CDNS is a state-owned savings bank and operates as an attached department of the Finance Division, Ministry of Finance, and its primary objective is to provide non-bank funding to finance the government’s fiscal deficit while mobilising savings from individual savers in order to provide non-bank financing to the government’s fiscal deficit.
Three observations are in order: (i) the rates on offer before the cut were far below the rate of inflation (consumer price index for January 2024 was estimated at 28.3 percent year on year while the sensitive price index for the week ending 15 February 2024 was 34.25 percent year on year); (ii) nonetheless rates on offer by CDNS are competitive, better than what is available from commercial banks, and is backed by 100 percent government guarantee; in the event of a collapse of a commercial bank deposits up to 500,000 rupees only are protected by the Deposit Protection Corporation, a State Bank of Pakistan subsidiary; however, the SBP has addressed this concern by pointing out that its regulatory and supervisory measures have obviated the need for concern on this count till-date; (iii) individual savings generated almost exclusively from the private sector are used entirely by the government to budget an ever-rising allocation for current expenditure, reflecting not only government profligacy largely supportive of the existing elite capture instead of being allowed to be used by the private sector for engaging in productive activities but also a major factor in the prevalent high rate of inflation as the money is injected right back into the system by the government - money that is not used for development purposes or promoting productive activity.

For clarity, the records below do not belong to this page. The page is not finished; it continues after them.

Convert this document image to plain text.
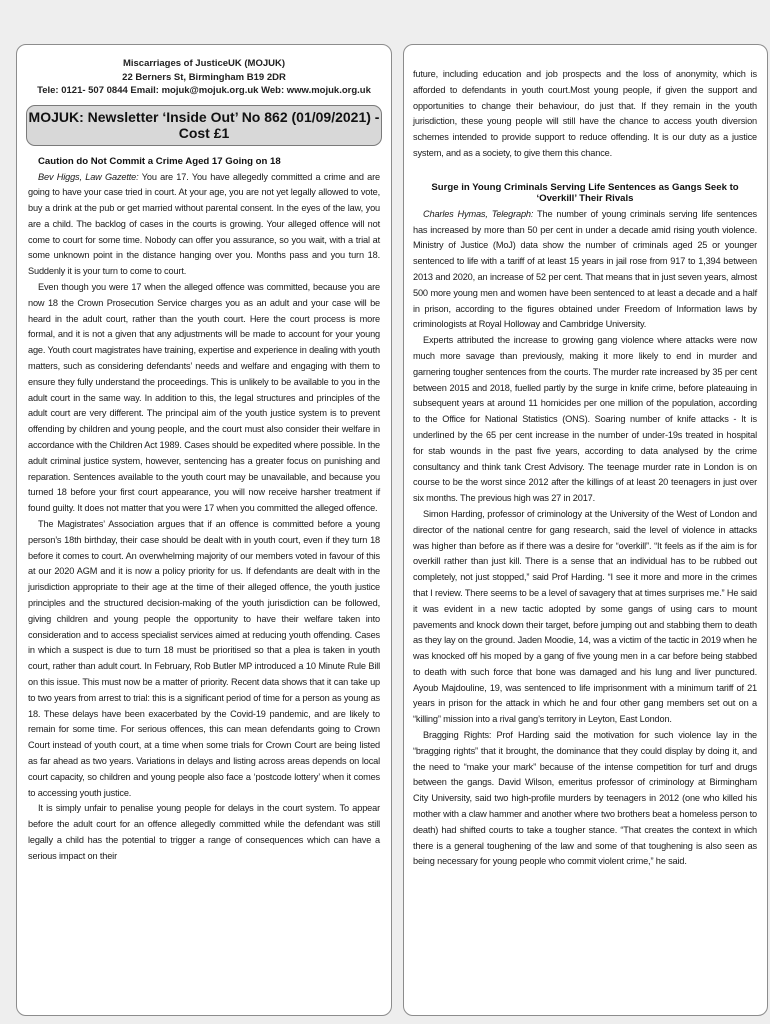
Miscarriages of JusticeUK (MOJUK)
22 Berners St, Birmingham B19 2DR
Tele: 0121- 507 0844 Email: mojuk@mojuk.org.uk Web: www.mojuk.org.uk
MOJUK: Newsletter ‘Inside Out’ No 862 (01/09/2021) - Cost £1
Caution do Not Commit a Crime Aged 17 Going on 18

Bev Higgs, Law Gazette: You are 17. You have allegedly committed a crime and are going to have your case tried in court. At your age, you are not yet legally allowed to vote, buy a drink at the pub or get married without parental consent. In the eyes of the law, you are a child. The backlog of cases in the courts is growing. Your alleged offence will not come to court for some time. Nobody can offer you assurance, so you wait, with a trial at some unknown point in the distance hanging over you. Months pass and you turn 18. Suddenly it is your turn to come to court.

Even though you were 17 when the alleged offence was committed, because you are now 18 the Crown Prosecution Service charges you as an adult and your case will be heard in the adult court, rather than the youth court. Here the court process is more formal, and it is not a given that any adjustments will be made to account for your young age. Youth court magistrates have training, expertise and experience in dealing with youth matters, such as considering defendants’ needs and welfare and engaging with them to ensure they fully understand the proceedings. This is unlikely to be available to you in the adult court in the same way. In addition to this, the legal structures and principles of the adult court are very different. The principal aim of the youth justice system is to prevent offending by children and young people, and the court must also consider their welfare in accordance with the Children Act 1989. Cases should be expedited where possible. In the adult criminal justice system, however, sentencing has a greater focus on punishing and reparation. Sentences available to the youth court may be unavailable, and because you turned 18 before your first court appearance, you will now receive harsher treatment if found guilty. It does not matter that you were 17 when you committed the alleged offence.

The Magistrates’ Association argues that if an offence is committed before a young person’s 18th birthday, their case should be dealt with in youth court, even if they turn 18 before it comes to court. An overwhelming majority of our members voted in favour of this at our 2020 AGM and it is now a policy priority for us. If defendants are dealt with in the jurisdiction appropriate to their age at the time of their alleged offence, the youth justice principles and the structured decision-making of the youth jurisdiction can be followed, giving children and young people the opportunity to have their welfare taken into consideration and to access specialist services aimed at reducing youth offending. Cases in which a suspect is due to turn 18 must be prioritised so that a plea is taken in youth court, rather than adult court. In February, Rob Butler MP introduced a 10 Minute Rule Bill on this issue. This must now be a matter of priority. Recent data shows that it can take up to two years from arrest to trial: this is a significant period of time for a person as young as 18. These delays have been exacerbated by the Covid-19 pandemic, and are likely to remain for some time. For serious offences, this can mean defendants going to Crown Court instead of youth court, at a time when some trials for Crown Court are being listed as far ahead as two years. Variations in delays and listing across areas depends on local court capacity, so children and young people also face a ‘postcode lottery’ when it comes to accessing youth justice.

It is simply unfair to penalise young people for delays in the court system. To appear before the adult court for an offence allegedly committed while the defendant was still legally a child has the potential to trigger a range of consequences which can have a serious impact on their

future, including education and job prospects and the loss of anonymity, which is afforded to defendants in youth court.Most young people, if given the support and opportunities to change their behaviour, do just that. If they remain in the youth jurisdiction, these young people will still have the chance to access youth diversion schemes intended to provide support to reduce offending. It is our duty as a justice system, and as a society, to give them this chance.

Surge in Young Criminals Serving Life Sentences as Gangs Seek to ‘Overkill’ Their Rivals

Charles Hymas, Telegraph: The number of young criminals serving life sentences has increased by more than 50 per cent in under a decade amid rising youth violence. Ministry of Justice (MoJ) data show the number of criminals aged 25 or younger sentenced to life with a tariff of at least 15 years in jail rose from 917 to 1,394 between 2013 and 2020, an increase of 52 per cent. That means that in just seven years, almost 500 more young men and women have been sentenced to at least a decade and a half in prison, according to the figures obtained under Freedom of Information laws by criminologists at Royal Holloway and Cambridge University.

Experts attributed the increase to growing gang violence where attacks were now much more savage than previously, making it more likely to end in murder and garnering tougher sentences from the courts. The murder rate increased by 35 per cent between 2015 and 2018, fuelled partly by the surge in knife crime, before plateauing in subsequent years at around 11 homicides per one million of the population, according to the Office for National Statistics (ONS). Soaring number of knife attacks - It is underlined by the 65 per cent increase in the number of under-19s treated in hospital for stab wounds in the past five years, according to data analysed by the crime consultancy and think tank Crest Advisory. The teenage murder rate in London is on course to be the worst since 2012 after the killings of at least 20 teenagers in just over six months. The previous high was 27 in 2017.

Simon Harding, professor of criminology at the University of the West of London and director of the national centre for gang research, said the level of violence in attacks was higher than before as if there was a desire for “overkill”. “It feels as if the aim is for overkill rather than just kill. There is a sense that an individual has to be rubbed out completely, not just stopped,” said Prof Harding. “I see it more and more in the crimes that I review. There seems to be a level of savagery that at times surprises me.” He said it was evident in a new tactic adopted by some gangs of using cars to mount pavements and knock down their target, before jumping out and stabbing them to death as they lay on the ground. Jaden Moodie, 14, was a victim of the tactic in 2019 when he was knocked off his moped by a gang of five young men in a car before being stabbed to death with such force that bone was damaged and his lung and liver punctured. Ayoub Majdouline, 19, was sentenced to life imprisonment with a minimum tariff of 21 years in prison for the attack in which he and four other gang members set out on a “killing” mission into a rival gang’s territory in Leyton, East London.

Bragging Rights: Prof Harding said the motivation for such violence lay in the “bragging rights” that it brought, the dominance that they could display by doing it, and the need to “make your mark” because of the intense competition for turf and drugs between the gangs. David Wilson, emeritus professor of criminology at Birmingham City University, said two high-profile murders by teenagers in 2012 (one who killed his mother with a claw hammer and another where two brothers beat a homeless person to death) had shifted courts to take a tougher stance. “That creates the context in which there is a general toughening of the law and some of that toughening is also seen as being necessary for young people who commit violent crime,” he said.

What is even more disturbing is the fact that on the same day the rates were cut by the Ministry the auction of three-month treasury bills saw a jump from 20.44 percent in the auction on 6 February 2024 to 21.7 percent on 21 February 2024 while keeping the benchmark six-month T-bills unchanged.

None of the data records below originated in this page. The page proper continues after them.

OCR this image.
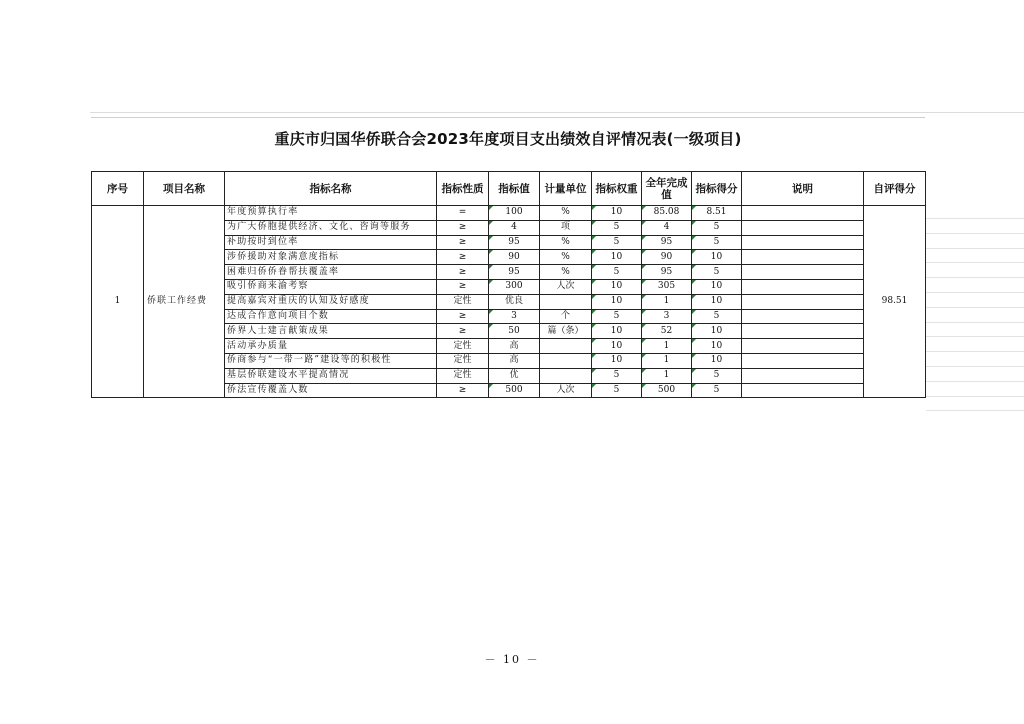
重庆市归国华侨联合会2023年度项目支出绩效自评情况表(一级项目)
序号	项目名称	指标名称	指标性质	指标值	计量单位	指标权重	全年完成值	指标得分	说明	自评得分
1	侨联工作经费	年度预算执行率	=	100	%	10	85.08	8.51		98.51
		为广大侨胞提供经济、文化、咨询等服务	≥	4	项	5	4	5		
		补助按时到位率	≥	95	%	5	95	5		
		涉侨援助对象满意度指标	≥	90	%	10	90	10		
		困难归侨侨眷帮扶覆盖率	≥	95	%	5	95	5		
		吸引侨商来渝考察	≥	300	人次	10	305	10		
		提高嘉宾对重庆的认知及好感度	定性	优良		10	1	10		
		达成合作意向项目个数	≥	3	个	5	3	5		
		侨界人士建言献策成果	≥	50	篇（条）	10	52	10		
		活动承办质量	定性	高		10	1	10		
		侨商参与“一带一路”建设等的积极性	定性	高		10	1	10		
		基层侨联建设水平提高情况	定性	优		5	1	5		
		侨法宣传覆盖人数	≥	500	人次	5	500	5		
－ 10 －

This indicates that there is no possibility of a rate reduction by the Monetary Policy Committee scheduled to meet on 18 March and challenges the prevalent perception that there is a linkage between the discount rate and the rate of return on offer by CDNS.
The question is why was it deemed appropriate to cut the return on all but two products on offer by the CDNS? The answer is a rather clumsy attempt to understate the mark-up component of current expenditure as the caretakers raised domestic borrowing from 32.9 trillion rupees July-November 2022 to 40.95 trillion rupees in the comparable period of 2023 – a 24 percent raise.

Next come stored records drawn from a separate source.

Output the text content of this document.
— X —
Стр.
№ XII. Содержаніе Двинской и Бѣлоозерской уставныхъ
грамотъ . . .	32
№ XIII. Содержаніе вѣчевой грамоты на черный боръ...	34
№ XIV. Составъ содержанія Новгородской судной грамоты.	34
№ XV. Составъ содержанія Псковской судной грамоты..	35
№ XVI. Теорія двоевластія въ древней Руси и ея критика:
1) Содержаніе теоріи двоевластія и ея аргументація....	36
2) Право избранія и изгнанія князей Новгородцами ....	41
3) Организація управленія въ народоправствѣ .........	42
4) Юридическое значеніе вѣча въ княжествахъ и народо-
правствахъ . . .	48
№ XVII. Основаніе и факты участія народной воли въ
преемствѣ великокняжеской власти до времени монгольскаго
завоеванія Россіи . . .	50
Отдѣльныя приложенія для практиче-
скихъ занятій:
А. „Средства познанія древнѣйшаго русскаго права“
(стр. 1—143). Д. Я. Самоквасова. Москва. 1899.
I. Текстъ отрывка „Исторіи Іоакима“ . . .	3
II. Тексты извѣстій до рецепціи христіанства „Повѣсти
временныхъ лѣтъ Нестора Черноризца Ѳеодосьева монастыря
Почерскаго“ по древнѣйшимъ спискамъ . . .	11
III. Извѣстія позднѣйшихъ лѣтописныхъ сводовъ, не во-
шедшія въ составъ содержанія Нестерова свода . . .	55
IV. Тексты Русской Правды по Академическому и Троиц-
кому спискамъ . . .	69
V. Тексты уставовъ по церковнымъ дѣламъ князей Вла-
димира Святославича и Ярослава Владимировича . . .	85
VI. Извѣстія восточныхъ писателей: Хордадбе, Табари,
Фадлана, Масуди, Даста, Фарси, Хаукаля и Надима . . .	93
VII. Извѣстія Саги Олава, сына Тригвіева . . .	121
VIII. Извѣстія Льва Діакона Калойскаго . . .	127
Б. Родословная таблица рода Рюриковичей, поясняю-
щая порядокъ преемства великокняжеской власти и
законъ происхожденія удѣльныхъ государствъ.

Sceptics point out that while the then finance minister Ishaq Dar preferred to borrow from the external market, at rates which were lower than the domestic market at the time, and relied on artificially controlling the rupee-dollar parity to understate the mark-up, a component of the current expenditure, the caretakers have opted to massively and, many would maintain irresponsibly, borrow from the domestic market, thereby not only fueling domestic inflation but also crowding out private sector borrowing with negative implications on growth.
A better approach would have been to cut current expenditure which would dampen inflation as well as obviate the need to borrow by the government.